Saulo estava enlevado. Não poderia traduzir as sen­sações cariciosas que lhe represavam no coração tomado de inefável contentamento. Esperanças novas bafeja­vam-lhe a alma. Em sua retina espiritual desdobrava-se radioso futuro. Quis mover-se, agradecer a dádiva sublime, mas a emoção privava-o de qualquer manifestação afetiva. Entretanto, pairava-lhe no espírito uma grande interrogação. Que fazer, doravante, para triunfar? Como completar as noções sagradas que lhe competia exempli­ficar praticamente, sem anotação de sacrifícios? Deixan­do perceber que lhe ouvia as mais secretas interpelações, Abigail adiantou-se, sempre carinhosa:
— Saulo, para certeza da vitória no escabroso cami­nho, lembra-te de que é preciso dar: Jesus deu ao mundo quanto possuía e, acima de tudo, deu-nos a compreensão intuitiva das nossas fraquezas, para tolerarmos as misé­rias humanas...
O moço tarsense notou que Estevão, nesse ínterim, se despedia, endereçando-lhe um olhar fraterno.
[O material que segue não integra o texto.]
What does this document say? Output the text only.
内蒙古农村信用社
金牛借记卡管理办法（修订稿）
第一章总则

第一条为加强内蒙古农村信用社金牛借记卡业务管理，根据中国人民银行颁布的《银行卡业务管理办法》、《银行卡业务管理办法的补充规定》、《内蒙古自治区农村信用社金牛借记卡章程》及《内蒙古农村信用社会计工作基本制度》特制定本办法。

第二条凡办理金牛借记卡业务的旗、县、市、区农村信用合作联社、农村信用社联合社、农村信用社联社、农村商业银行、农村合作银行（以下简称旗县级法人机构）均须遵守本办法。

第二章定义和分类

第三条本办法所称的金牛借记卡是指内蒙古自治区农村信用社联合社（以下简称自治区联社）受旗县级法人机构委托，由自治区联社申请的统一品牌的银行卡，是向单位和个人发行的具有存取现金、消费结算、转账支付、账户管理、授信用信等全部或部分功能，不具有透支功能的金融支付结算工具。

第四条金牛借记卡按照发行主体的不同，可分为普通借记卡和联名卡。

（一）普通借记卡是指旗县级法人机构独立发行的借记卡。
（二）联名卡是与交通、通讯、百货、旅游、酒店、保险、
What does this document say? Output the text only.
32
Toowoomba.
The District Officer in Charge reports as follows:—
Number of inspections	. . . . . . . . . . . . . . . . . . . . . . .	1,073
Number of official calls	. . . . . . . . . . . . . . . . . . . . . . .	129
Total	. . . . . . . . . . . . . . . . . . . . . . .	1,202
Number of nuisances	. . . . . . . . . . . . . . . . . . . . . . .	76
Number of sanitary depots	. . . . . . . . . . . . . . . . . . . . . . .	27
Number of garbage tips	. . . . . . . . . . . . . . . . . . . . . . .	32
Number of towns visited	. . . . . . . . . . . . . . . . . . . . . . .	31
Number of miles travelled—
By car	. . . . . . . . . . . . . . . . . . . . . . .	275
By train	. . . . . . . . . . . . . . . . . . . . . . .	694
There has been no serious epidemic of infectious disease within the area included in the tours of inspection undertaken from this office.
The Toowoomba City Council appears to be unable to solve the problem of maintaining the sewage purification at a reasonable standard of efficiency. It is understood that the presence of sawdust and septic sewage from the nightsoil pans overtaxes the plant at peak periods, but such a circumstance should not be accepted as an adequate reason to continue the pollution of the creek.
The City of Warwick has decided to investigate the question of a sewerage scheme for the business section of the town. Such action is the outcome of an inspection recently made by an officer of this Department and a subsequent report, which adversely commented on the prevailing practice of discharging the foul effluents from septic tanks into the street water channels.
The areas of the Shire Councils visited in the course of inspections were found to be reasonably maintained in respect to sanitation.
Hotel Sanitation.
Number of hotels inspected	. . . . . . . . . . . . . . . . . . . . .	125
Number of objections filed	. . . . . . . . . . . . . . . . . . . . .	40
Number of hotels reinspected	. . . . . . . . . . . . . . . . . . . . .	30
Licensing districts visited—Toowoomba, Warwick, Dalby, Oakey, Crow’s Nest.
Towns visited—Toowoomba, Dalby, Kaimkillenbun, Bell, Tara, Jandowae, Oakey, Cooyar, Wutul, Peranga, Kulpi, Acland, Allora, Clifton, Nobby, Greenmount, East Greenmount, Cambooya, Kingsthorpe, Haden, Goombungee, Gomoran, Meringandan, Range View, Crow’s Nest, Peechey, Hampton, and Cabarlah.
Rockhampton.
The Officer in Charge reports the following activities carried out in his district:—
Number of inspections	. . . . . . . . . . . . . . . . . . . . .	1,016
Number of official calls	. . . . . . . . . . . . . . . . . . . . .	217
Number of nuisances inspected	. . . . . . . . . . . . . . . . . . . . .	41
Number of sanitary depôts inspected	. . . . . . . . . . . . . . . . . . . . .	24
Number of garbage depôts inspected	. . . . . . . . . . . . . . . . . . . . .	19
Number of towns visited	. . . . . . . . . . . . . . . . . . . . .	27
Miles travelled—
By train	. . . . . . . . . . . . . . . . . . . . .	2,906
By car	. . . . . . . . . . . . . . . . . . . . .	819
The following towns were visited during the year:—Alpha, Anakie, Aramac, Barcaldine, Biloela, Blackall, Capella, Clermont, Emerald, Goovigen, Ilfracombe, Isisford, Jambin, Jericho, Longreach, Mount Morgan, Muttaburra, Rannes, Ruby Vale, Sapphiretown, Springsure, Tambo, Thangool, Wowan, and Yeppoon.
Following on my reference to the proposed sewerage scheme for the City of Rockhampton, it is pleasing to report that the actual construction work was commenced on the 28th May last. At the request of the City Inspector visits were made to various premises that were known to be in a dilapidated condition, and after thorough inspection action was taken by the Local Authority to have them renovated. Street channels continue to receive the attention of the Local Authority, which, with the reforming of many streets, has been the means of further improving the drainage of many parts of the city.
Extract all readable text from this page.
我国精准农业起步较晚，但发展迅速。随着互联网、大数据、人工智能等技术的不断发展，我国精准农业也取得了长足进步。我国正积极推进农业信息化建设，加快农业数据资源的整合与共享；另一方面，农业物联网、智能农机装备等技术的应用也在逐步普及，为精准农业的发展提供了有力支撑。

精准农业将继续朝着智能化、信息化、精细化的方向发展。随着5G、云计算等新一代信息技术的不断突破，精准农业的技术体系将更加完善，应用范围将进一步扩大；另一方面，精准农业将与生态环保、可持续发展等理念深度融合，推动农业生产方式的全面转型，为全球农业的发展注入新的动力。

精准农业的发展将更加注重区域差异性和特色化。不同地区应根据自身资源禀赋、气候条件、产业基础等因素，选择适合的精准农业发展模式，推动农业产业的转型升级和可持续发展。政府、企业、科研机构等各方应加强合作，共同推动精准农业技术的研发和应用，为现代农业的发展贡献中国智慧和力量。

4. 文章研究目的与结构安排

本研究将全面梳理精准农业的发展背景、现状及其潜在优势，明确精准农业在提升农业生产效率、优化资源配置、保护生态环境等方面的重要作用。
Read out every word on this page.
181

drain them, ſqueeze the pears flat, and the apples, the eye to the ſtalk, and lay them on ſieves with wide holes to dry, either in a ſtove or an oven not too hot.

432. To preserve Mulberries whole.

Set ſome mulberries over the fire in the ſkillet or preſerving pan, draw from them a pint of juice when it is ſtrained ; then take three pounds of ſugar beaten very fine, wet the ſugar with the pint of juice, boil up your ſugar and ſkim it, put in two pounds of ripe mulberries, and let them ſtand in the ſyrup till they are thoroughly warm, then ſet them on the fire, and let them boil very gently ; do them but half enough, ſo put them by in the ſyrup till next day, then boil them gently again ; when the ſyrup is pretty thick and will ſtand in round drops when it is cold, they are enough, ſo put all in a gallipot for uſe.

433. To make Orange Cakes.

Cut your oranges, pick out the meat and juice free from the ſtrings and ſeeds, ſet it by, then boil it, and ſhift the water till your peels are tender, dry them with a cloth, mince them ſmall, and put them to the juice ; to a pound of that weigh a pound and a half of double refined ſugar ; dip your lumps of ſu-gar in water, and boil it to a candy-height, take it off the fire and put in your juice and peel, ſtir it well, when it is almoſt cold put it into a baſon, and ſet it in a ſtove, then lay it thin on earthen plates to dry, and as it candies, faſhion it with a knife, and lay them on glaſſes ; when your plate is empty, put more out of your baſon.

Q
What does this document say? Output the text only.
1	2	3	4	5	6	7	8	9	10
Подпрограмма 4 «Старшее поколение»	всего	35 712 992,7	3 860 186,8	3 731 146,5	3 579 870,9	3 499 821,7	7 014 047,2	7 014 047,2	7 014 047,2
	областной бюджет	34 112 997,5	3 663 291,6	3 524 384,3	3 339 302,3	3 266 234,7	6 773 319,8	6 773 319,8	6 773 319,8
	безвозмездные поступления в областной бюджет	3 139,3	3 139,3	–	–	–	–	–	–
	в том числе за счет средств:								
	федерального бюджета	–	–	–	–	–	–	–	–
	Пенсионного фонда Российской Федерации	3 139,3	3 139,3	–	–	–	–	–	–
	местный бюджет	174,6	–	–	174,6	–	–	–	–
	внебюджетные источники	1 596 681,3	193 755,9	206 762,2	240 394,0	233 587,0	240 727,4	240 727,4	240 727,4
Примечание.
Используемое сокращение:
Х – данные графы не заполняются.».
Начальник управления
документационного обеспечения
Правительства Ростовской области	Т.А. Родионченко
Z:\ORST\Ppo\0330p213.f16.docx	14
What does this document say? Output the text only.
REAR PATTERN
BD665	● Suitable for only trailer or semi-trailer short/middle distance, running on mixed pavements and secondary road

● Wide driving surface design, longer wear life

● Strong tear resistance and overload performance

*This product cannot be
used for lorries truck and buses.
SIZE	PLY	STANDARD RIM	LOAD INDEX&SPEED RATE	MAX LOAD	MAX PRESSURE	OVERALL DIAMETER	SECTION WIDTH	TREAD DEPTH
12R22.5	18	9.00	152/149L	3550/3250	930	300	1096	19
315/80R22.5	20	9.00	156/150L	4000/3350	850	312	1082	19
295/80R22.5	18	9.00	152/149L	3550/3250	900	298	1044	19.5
Abigail, por sua vez, apertava-lhe as mãos com imensa ternura. O ex-rabino desejaria prolongar a deli­ciosa visão para o resto da vida, manter-se junto dela para sempre; contudo, a entidade querida esboçava um gesto de amoroso adeus. Esforçou-se, então, por catalo­gar apressadamente suas necessidades espirituais, dese­joso de ouvi-la relativamente aos problemas que o de­frontavam. Ansioso de aproveitar as mínimas parcelas daquele glorioso, fugaz minuto, Saulo alinhava mental­mente grande número de perguntas. Que fazer para adquirir a compreensão perfeita dos desígnios do Cristo?
— Ama! — respondeu Abigail espontaneamente.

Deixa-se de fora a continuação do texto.